Os participantes espontaneamente comeram muito mais calorias na dieta processada e, obviamente, engordaram. Na não processada, por outro lado, consumiram muito menos calorias e perderam peso. Uma análise dos níveis hormonais deles aparentemente indicou o motivo da discrepância: na dieta não processada, os níveis do hormônio supressor de apetite, o PYY, aumentaram, enquanto os níveis de grelina, hormônio que estimula a fome, caíram.
Hall e seus colegas estão planejando estudos de acompanhamento para examinar a razão de alimentos ultraprocessados surtirem esse efeito. Ele destacou que uma coisa que muitas dietas populares têm em comum, sejam elas pobres em carboidratos, centradas em vegetais, veganas, paleolíticas ou ricas em proteínas, é o fato de que quem as segue normalmente reduz o consumo dos ultraprocessados.
Hall, contudo, se posicionou contra a demonização dos alimentos processados, pois muitos americanos dependem deles: eles são baratos, convenientes e de longa duração. O regime de alimentação com não processados usado no estudo, por exemplo, teve custo 40% mais elevado do que o da dieta ultraprocessada.

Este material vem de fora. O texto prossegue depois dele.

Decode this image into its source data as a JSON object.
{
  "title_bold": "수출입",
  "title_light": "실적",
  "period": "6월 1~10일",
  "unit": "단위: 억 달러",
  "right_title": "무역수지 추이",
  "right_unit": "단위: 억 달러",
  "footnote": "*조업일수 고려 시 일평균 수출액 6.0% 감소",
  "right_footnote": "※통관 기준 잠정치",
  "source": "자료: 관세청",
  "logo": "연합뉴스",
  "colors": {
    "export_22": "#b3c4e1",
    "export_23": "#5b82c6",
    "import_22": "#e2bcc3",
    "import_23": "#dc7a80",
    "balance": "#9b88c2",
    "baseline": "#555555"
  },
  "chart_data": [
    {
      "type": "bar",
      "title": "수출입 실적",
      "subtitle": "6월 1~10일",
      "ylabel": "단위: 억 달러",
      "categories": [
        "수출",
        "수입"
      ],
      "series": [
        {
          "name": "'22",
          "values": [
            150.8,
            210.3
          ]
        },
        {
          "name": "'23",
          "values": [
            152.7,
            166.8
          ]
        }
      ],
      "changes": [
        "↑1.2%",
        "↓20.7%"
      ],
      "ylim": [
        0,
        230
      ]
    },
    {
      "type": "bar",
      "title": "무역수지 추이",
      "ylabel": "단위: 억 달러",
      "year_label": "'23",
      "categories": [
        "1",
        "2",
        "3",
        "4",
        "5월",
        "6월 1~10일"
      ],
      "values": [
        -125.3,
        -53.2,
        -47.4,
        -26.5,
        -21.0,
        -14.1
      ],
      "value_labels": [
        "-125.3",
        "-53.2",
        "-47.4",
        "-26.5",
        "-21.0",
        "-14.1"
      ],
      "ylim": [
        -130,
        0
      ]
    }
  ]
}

— Estamos falando de alimentos que compõem mais de 50% da dieta das pessoas e que podem ser muito atrativos para quem não tem tempo, dinheiro, habilidade e acesso a ingredientes para cozinhar refeições caseiras. Para quem precisa ter dois empregos apenas para conseguir arcar com as despesas mensais e tem uma família para alimentar, a pizza congelada pode parecer a solução ideal no fim do dia — concluiu.